I've got lots of experience with the Arduino platform which is great for quickly lashing things up but even the smallest Arduino based solution would be too big for this project. So, having designed with Atmel AVR microcontrollers before I chose one of the smallest ones for this job, the ATtiny25. The 2kB of program memory is more than sufficient for this application and an 8 pin SOIC package should fit on the board OK. Programming was handled using the AVRISP MKII and code was written using the excellent Codevision AVR C compiler.

Schematic of the new controller

Surface mount components had to be used to fit everything into the available space which was a bit of a squeeze. I made my own circuit board by taking some copper clad board and hacking grooves in it with a craft knife. Crude but effective.

I used a 78L33 regulator to get the DC supply for the micro because it has inbuilt over current protection and a 30V max input voltage - many smaller regulators only had a 7.5V maximum voltage and could have been damaged by a fully charged battery.

The ATtiny25 can drive up to 40mA direct from the pins, more than enough for an LED. The voltage divider from the battery line was calculated to give 2.56V (same as the internal reference) from a 10V battery (higher than the worst case LiPo voltage for the supplied battery). The actual voltage levels vs battery indicator type were taken from measurements made on the original controller.


Photos

Programming connections were a bit of a nightmare to attach

The finished controller

Everything fitted nicely inside. Cable entry (2 o clock), battery voltage divider (3 o clock), voltage regulator (4 o clock), LEDs, 8 o clock and microcontroller (half past 10). I reused the button from the original controller as it had a small profile and worked with the existing mechanics well. Overall diameter 22mm.

With diffuser in place and button ready to screw on top

Software

The software was crude but effective. I don't do enough coding to write elegant, super efficient code which is why I like Arduino so much as the pre-written functions make life so much easier. As a result delays are brute force for (;;) loops and the debounce code will probably make grown men wince. But it works which is the main thing. Click here if you want to have a look.

The built in PWM mode of timer 1 is used to produce a 120Hz PWM to drive the lamp SMPS controller via the green wire. The controller also steps down the maximum PWM to 15% if the battery voltage goes below 6.7V as a "get you home" mode. The battery voltage monitoring function has some hysteresis in the level thresholds to prevent constant flipping between modes. To make life simpler, the ADC output is only the 8 MSBs of it's 10 bit range so it can be mapped to an unsigned char rather than an int type. This is done by setting the ADLAR bit.

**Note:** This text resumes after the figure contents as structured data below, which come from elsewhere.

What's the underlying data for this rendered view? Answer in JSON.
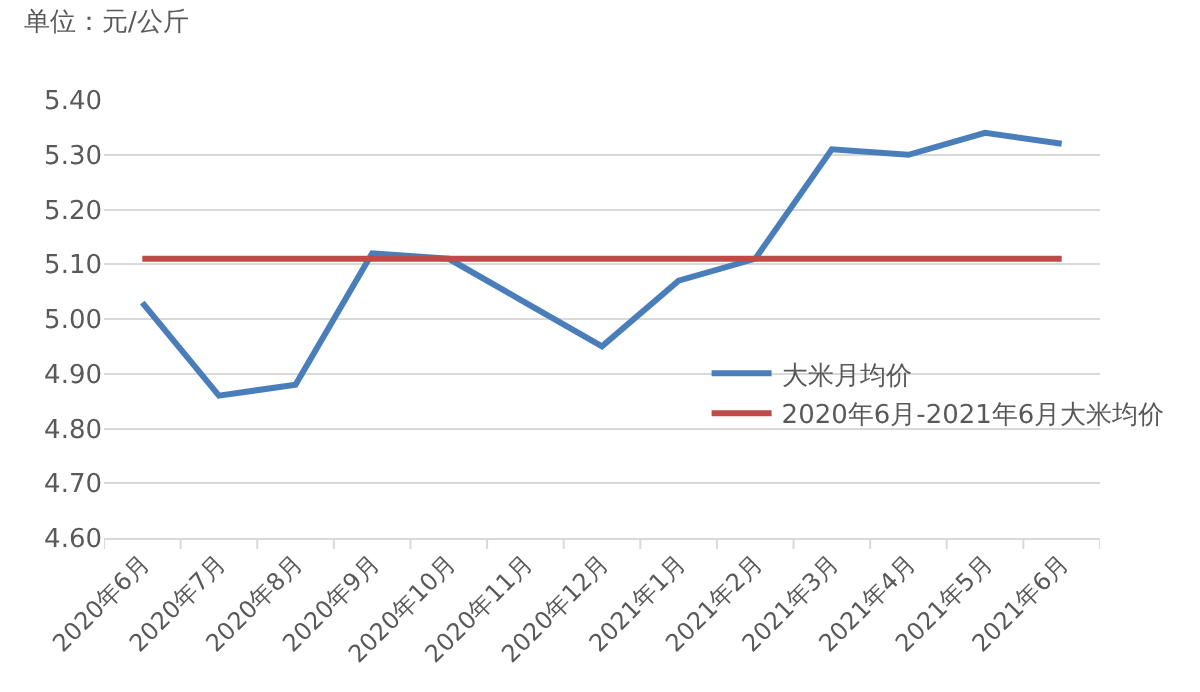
{
  "chart_data": {
    "type": "line",
    "annotations": [
      "单位：元/公斤"
    ],
    "categories": [
      "2020年6月",
      "2020年7月",
      "2020年8月",
      "2020年9月",
      "2020年10月",
      "2020年11月",
      "2020年12月",
      "2021年1月",
      "2021年2月",
      "2021年3月",
      "2021年4月",
      "2021年5月",
      "2021年6月"
    ],
    "series": [
      {
        "name": "大米月均价",
        "color": "#4a7ebb",
        "values": [
          5.03,
          4.86,
          4.88,
          5.12,
          5.11,
          5.03,
          4.95,
          5.07,
          5.11,
          5.31,
          5.3,
          5.34,
          5.32
        ]
      },
      {
        "name": "2020年6月-2021年6月大米均价",
        "color": "#be4b48",
        "values": [
          5.11,
          5.11,
          5.11,
          5.11,
          5.11,
          5.11,
          5.11,
          5.11,
          5.11,
          5.11,
          5.11,
          5.11,
          5.11
        ]
      }
    ],
    "ylim": [
      4.6,
      5.4
    ],
    "yticks": [
      {
        "value": 4.6,
        "label": "4.60"
      },
      {
        "value": 4.7,
        "label": "4.70"
      },
      {
        "value": 4.8,
        "label": "4.80"
      },
      {
        "value": 4.9,
        "label": "4.90"
      },
      {
        "value": 5.0,
        "label": "5.00"
      },
      {
        "value": 5.1,
        "label": "5.10"
      },
      {
        "value": 5.2,
        "label": "5.20"
      },
      {
        "value": 5.3,
        "label": "5.30"
      },
      {
        "value": 5.4,
        "label": "5.40"
      }
    ],
    "grid": "y",
    "legend": "right",
    "marker": "none",
    "line_style": "solid"
  }
}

When entering strobe mode, the strobe flashes straight away to provide clear visual feedback that the button press has been registered. Also, when the battery is initially connected the indicator LEDs both light and the main LED pulses up to 15% as a self test of the system.

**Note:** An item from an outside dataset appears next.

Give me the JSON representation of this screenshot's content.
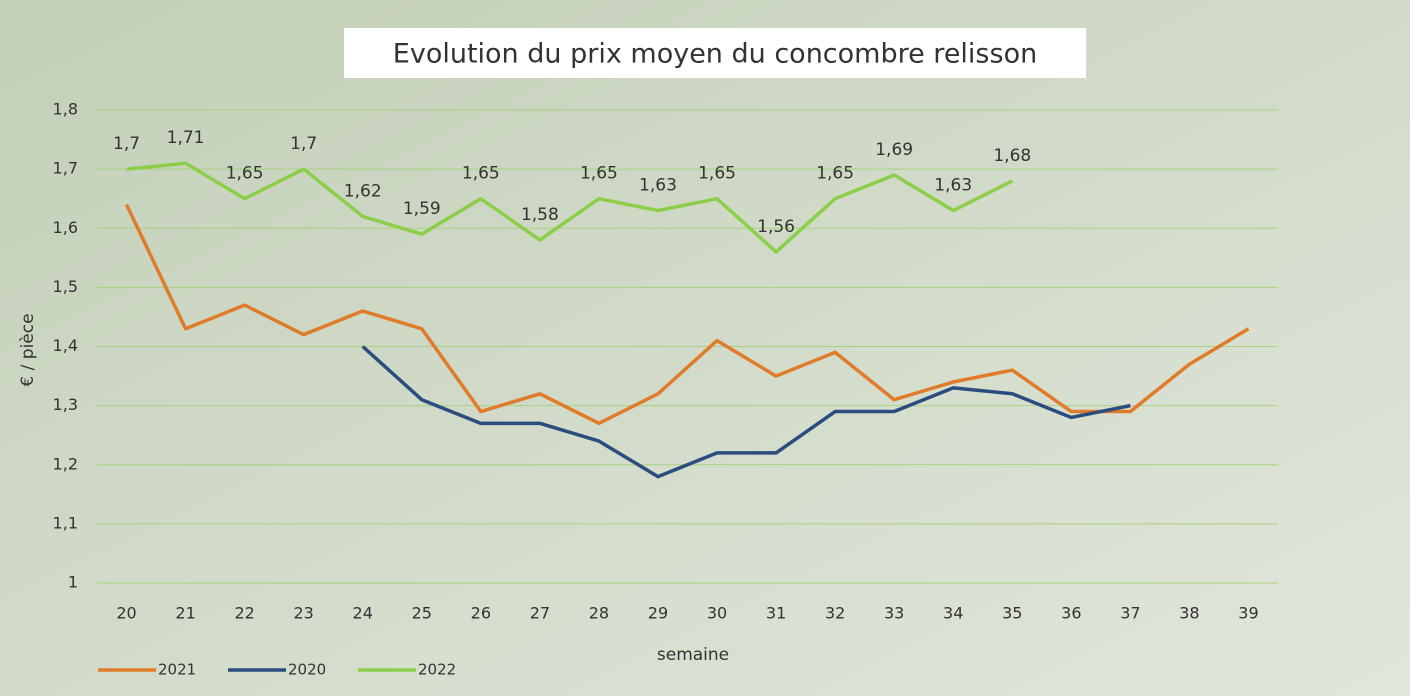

Conclusion and Possible Improvements

The new controller works great and is a vast improvement on the old one.

I'd be tempted to add a more sophisticated hysteresis function into the battery level monitor as it does trip between "green" and "red" LED states with every strobe pulse when in strobe mode but that's a small complaint.

Also it could benefit from a transistor to isolate the PWM pin from the main LED controller during startup as the LED turns on full brightness until the micro boots up and initialises the outputs correctly. This isn't a massive issue.

Time to get up onto Ilkley Moor on Herman for more of this!


Baht 'at, but with helmet and a reet big lamp!